EuroMillions winners Christine and Colin Weir handed the SNP £500,000 ahead of June's general election.

The latest figures bring the total which the Ayrshire couple have donated to the party since they claimed their £161m lottery jackpot in 2011 to more than £4.5m.

The SNP also took in a sum of £23,000 from celebrated Glasgow artist Gerard Burns in the last financial quarter.

The figures published by the Electoral Commission show that in the three months from April to June, political parties across the UK received a record £40.1m in donations.

This was £9.4m more than the previous highest quarter on record, which occurred in the run-up to the 2015 general election.

The Conservative Party received more than all the other parties put together, taking in nearly £25m from donors compared to £9.5m for Labour, £4.4m for the Liberal Democrats and £596,000 for the SNP.

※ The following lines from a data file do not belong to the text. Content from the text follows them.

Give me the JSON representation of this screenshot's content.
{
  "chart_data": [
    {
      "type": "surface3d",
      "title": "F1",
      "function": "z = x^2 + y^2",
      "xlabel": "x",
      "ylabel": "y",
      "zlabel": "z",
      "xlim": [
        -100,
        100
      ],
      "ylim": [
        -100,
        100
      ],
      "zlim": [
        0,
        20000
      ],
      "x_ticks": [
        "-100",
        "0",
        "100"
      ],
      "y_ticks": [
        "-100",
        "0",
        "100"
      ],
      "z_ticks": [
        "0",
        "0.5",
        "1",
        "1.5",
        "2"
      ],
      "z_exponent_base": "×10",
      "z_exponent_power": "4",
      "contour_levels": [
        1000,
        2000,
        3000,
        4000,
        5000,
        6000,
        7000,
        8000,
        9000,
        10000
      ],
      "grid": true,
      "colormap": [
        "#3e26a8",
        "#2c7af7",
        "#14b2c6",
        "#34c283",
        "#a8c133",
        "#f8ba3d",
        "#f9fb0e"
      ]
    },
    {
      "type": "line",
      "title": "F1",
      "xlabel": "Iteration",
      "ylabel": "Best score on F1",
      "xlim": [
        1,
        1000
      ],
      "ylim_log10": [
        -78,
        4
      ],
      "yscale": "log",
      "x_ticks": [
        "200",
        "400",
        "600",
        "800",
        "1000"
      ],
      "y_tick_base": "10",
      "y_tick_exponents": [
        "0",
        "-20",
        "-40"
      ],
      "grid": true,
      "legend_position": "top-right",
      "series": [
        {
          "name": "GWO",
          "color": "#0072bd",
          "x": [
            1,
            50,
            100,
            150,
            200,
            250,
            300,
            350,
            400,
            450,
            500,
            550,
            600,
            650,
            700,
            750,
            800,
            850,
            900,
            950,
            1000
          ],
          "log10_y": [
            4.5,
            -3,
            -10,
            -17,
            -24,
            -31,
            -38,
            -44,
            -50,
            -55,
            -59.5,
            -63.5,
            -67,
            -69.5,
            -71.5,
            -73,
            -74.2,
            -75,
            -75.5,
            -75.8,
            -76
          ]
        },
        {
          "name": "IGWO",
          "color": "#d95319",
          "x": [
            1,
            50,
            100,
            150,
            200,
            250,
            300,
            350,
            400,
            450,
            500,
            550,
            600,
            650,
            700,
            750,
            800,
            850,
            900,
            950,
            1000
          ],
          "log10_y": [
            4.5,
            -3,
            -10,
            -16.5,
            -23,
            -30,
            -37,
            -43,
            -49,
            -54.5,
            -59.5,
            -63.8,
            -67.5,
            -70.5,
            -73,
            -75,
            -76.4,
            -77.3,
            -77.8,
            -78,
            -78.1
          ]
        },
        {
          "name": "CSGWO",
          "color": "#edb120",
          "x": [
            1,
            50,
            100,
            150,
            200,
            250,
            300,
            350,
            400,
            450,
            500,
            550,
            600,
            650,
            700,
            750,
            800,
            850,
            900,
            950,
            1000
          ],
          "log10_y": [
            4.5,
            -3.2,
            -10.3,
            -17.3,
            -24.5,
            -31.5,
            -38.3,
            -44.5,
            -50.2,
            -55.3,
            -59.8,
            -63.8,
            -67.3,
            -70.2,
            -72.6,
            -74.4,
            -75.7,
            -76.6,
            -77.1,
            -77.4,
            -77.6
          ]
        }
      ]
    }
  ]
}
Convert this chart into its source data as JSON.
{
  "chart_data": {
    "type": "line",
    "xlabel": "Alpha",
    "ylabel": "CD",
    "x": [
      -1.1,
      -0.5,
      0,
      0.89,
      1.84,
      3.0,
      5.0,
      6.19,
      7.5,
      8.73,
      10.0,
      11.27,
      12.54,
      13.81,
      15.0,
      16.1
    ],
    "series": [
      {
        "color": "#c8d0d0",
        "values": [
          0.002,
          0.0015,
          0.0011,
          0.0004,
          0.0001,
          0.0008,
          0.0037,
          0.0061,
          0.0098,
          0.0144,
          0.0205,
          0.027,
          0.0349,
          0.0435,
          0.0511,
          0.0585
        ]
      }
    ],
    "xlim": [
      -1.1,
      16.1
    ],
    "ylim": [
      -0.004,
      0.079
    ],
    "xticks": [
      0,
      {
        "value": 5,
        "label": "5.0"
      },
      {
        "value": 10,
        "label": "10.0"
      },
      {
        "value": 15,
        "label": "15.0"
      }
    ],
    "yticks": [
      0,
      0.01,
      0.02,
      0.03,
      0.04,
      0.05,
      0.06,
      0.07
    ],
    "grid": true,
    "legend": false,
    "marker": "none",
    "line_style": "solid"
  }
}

In total, parties received more than quadruple the amount they were given during the first three months of 2017.

This reflected the short time parties had to build up their election war chests after Theresa May's surprise decision to call a snap election in April.

Elsewhere in Scotland, the Liberal Democrats received £25,000 from Peebles-based company Stobo Castle Health Spa Ltd and £10,000 in East Dunbartonshire from party peer Lord Matthew Oakeshott.

The Scottish Labour Party was given £20,000 by Scots tycoon Lord William Haughey and the Tories recorded a £12,000 donation in East Renfrewshire from Peak Scientific Instruments Ltd, a firm based in Inchinnan.

Ruth Davidson's party received sums totalling £27,500 in Moray, £23.453.14 in Berwickshire, Roxburgh and Selkirk, £12,500 in Stirling and £12,500 in Aberdeenshire - all areas where the Conservatives claimed SNP seats on election night.

Across the UK, the biggest donor during the three-month period was the trade union Unite, which gave £4.2m to Labour.

Jeremy Corbyn's party also benefited from gifts of £1.3m from the GMB union, £1m from the Communication Workers Union, £923,586 from Unison and £411,340 from Usdaw.

The Tories' largest donor was construction vehicle manufacturer JCB, which gave £1.5m.

Mark Bamford, the brother of JCB's chairman Lord Bamford, also gave £750,000.

Hedge fund manager John Armitage gave Theresa May's party £1.1m and Addison Lee founder John Griffin handed over £1m - the largest gifts given yet by the two long-standing Tory donors.

John Gore, the theatre producer behind The Book Of Mormon and Phantom Of The Opera, also gave the party £1m.

The Lib Dems' largest single donor in the three-month period was entrepreneur Andrew Dixon, who gave the party £305,100.